Los mercados de materias primas cerraron el tercer trimestre de 2025 con una fuerte escalada en los precios del ganado bovino, la soya y el café, reflejo de un escenario global marcado por tensiones de oferta, factores climáticos adversos y decisiones políticas que alteran los flujos comerciales internacionales.
El repunte de estos productos clave confirma la presión estructural sobre el sistema agroalimentario global, en un entorno de inventarios ajustados, costos de producción elevados y restricciones sanitarias que dificultan el equilibrio entre oferta y demanda.
Según el Departamento de Agricultura de Estados Unidos (USDA), la matanza semanal de ganado cayó a sus niveles más bajos desde 2015, lo que ha reducido drásticamente la disponibilidad de carne roja en el país. Este freno productivo, sumado a la suspensión de importaciones desde México por la detección del gusano barrenador, ha impulsado los precios de la carne vacuna a máximos históricos.
Ganado bovino: escasez y precios récord
El precio del ganado bovino se disparó 37,26% al cierre del trimestre, alcanzando un promedio de US$243,14 por cada 100 libras, lo que representa un incremento interanual cercano a US$54.
El USDA revisó al alza sus proyecciones para la segunda mitad de 2025, anticipando que la producción anual de carne vacuna caerá en 100 millones de libras respecto al año anterior.
La prolongación del engorde de los animales, impulsada por la falta de bovinos mexicanos, está provocando una recomposición de la cadena cárnica estadounidense. A pesar de la escalada, los consumidores mantienen una demanda resiliente, sosteniendo la firmeza de los futuros en la Bolsa de Chicago.
Karl Setzer, analista de Consus Ag Consulting, explicó que “las reservas de carne de res y cerdo se encuentran en mínimos de varios años, lo que respalda los precios futuros ante una oferta insuficiente”.
Aceite de soya: inventarios globales ajustados
El aceite de soya acumuló un incremento de 22,85% al cierre del trimestre, impulsado por la baja disponibilidad del grano y la firme demanda de las industrias alimentaria y energética.
De acuerdo con JPMorgan, la relación stock/consumo de soya en EE.UU. caerá a 6,9% en 2026, frente al 7,5% del año anterior, lo que limita la capacidad de respuesta frente a posibles shocks de oferta.

El USDA estima que la producción estadounidense para el ciclo 2025/26 se ubicará en 4.300 millones de bushels, apenas ocho millones más que el mes previo, mientras que las menores cosechas en India, la Unión Europea y Serbia restan medio millón de toneladas al balance global.
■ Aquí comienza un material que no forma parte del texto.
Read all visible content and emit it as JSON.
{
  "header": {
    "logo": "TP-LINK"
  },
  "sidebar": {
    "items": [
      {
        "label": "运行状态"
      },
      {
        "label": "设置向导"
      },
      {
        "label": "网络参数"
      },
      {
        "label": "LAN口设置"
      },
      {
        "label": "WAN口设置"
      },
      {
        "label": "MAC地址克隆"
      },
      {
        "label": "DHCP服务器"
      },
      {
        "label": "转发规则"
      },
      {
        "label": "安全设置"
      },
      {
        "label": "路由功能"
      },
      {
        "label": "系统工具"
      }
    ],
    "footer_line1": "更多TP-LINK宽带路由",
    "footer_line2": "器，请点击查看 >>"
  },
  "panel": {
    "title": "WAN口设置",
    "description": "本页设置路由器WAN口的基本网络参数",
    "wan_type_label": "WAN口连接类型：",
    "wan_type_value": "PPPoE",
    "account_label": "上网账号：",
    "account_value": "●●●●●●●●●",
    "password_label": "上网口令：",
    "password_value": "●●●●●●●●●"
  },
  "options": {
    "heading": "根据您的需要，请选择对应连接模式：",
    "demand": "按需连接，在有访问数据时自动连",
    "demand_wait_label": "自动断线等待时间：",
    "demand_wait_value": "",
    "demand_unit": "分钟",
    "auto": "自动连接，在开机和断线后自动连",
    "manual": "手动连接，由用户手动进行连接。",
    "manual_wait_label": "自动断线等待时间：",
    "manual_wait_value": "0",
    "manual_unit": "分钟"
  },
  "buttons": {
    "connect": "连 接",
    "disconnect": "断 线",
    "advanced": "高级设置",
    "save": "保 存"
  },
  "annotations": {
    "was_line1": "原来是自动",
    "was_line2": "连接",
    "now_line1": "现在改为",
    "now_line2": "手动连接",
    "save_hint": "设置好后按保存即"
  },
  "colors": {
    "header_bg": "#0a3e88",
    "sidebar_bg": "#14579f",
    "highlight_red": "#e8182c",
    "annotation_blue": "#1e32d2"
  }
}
En contraste, el mercado de aceites sustitutos muestra mayor holgura, con una expansión de 1,4 millones de toneladas métricas de colza, principalmente por el aumento de la producción en Canadá y Australia.
Café: aranceles y reconfiguración del mercado
El café se apreció 17,23% en el tercer trimestre, impulsado por las tarifas del 50% impuestas por el gobierno de Donald Trump a las importaciones de café verde y soluble desde Brasil, el mayor productor mundial.

Este arancel ha reducido las exportaciones brasileñas a Estados Unidos en 60% durante agosto, según la Asociación Brasileña de la Industria de Café Soluble.
Rabobank señaló que “los exportadores continúan enfrentando desafíos por los impactos climáticos y la tarifa del 50% de EE.UU.”, mientras Colombia y Vietnam ocupan el espacio dejado por Brasil, fortaleciendo su posición en el mercado norteamericano.
La consecuencia inmediata es una reconfiguración de los flujos comerciales internacionales, con efectos que podrían extenderse sobre las cotizaciones de los cafés diferenciados y los contratos de futuros en Nueva York.
Panorama global y perspectivas
El trimestre confirma que los factores productivos, sanitarios y políticos continúan determinando el comportamiento de las materias primas. La caída en los inventarios globales de soya, las restricciones en la carne vacuna y la política arancelaria estadounidense son señales de un mercado cada vez más sensible a choques externos.
Analistas anticipan que la volatilidad persistirá en los próximos meses, con precios sostenidos mientras no se restablezca el equilibrio entre oferta y demanda global. En este contexto, las materias primas vuelven a posicionarse como un indicador clave del estrés económico y geopolítico mundial.